Pleomorphic dermal sarcoma (PDS) is a rare dermal malignancy most commonly affecting sun exposed areas of males in their 7th and 8th decade of life.(1) There is evidence that the incidence of dermal sarcomas are increasing in Oceania.(2) Of this rare group of tumours, PDS is perhaps the least well understood. We conducted a review of the evidence for management of these rare tumours.
A literature review of articles relating to pleomorphic dermal sarcoma was conducted. The results were limited to english language publications in the past 5 years.

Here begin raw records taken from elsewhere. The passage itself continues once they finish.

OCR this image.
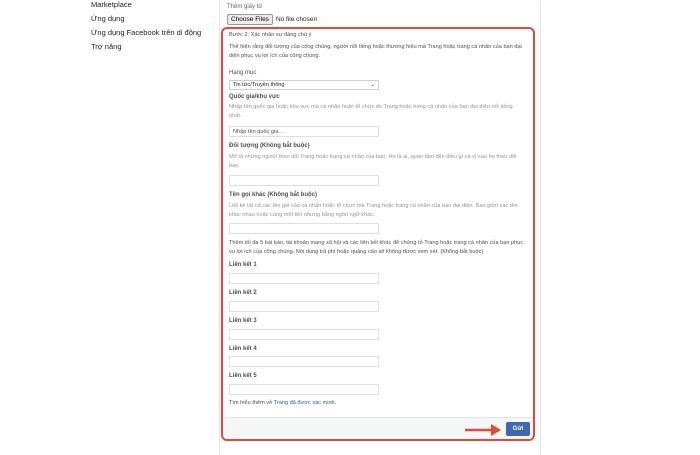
Marketplace
Ứng dụng
Ứng dụng Facebook trên di động
Trợ năng
Thêm giấy tờ
Choose Files	No file chosen
Bước 2: Xác nhận sự đáng chú ý
Thể hiện rằng đối tượng của công chúng, người nổi tiếng hoặc thương hiệu mà Trang hoặc trang cá nhân của bạn đại diện phục vụ lợi ích của công chúng.
Hạng mục
Tin tức/Truyền thông	⌄
Quốc gia/khu vực
Nhập tên quốc gia hoặc khu vực mà cá nhân hoặc tổ chức do Trang hoặc trang cá nhân của bạn đại diện nổi tiếng nhất.
Nhập tên quốc gia...
Đối tượng (Không bắt buộc)
Mô tả những người theo dõi Trang hoặc trang cá nhân của bạn: Họ là ai, quan tâm đến điều gì và vì sao họ theo dõi bạn.
Tên gọi khác (Không bắt buộc)
Liệt kê tất cả các tên gọi của cá nhân hoặc tổ chức mà Trang hoặc trang cá nhân của bạn đại diện. Bao gồm các tên khác nhau hoặc cùng một tên nhưng bằng ngôn ngữ khác.
Thêm tối đa 5 bài báo, tài khoản mạng xã hội và các liên kết khác để chứng tỏ Trang hoặc trang cá nhân của bạn phục vụ lợi ích của công chúng. Nội dung trả phí hoặc quảng cáo sẽ không được xem xét. (Không bắt buộc)
Liên kết 1
Liên kết 2
Liên kết 3
Liên kết 4
Liên kết 5
Tìm hiểu thêm về Trang đã được xác minh.
Gửi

The was a dearth of literature on incidence of PDS, however a 2019 study found the cumulative incidence of dermal sarcoma in Australia to be 2.09/100 000, with PDS the third most common subtype. Management involves radical excision with a 2cm safety margin decreasing the risk of local recurrence.(3) The evidence for adjuvant therapy is unclear, with one study finding a trend to decreased recurrence, however the subgroup included only 11 patients. Anti-PD-1 inhibitors may be effective with several case reports showing complete response even in metastatic disease.(4, 5) Overall recurrence rates vary with studies ranging from rates of 5-28%, the wide range appears to emphasize the importance of local control at time of excision.(6) There is no consensus for follow-up, with one recently published guideline suggesting serial clinical examination and ultrasonography of the scar.(7)
While PDS is rare, the incidence of dermal sarcomas in Oceania appears to be increasing. Surgical excision is currently the mainstay of treatment with emerging evidence for radiotherapy. Medical therapies such as anti-PD1 inhibitors show impressive results in small numbers of case reports however more research is required.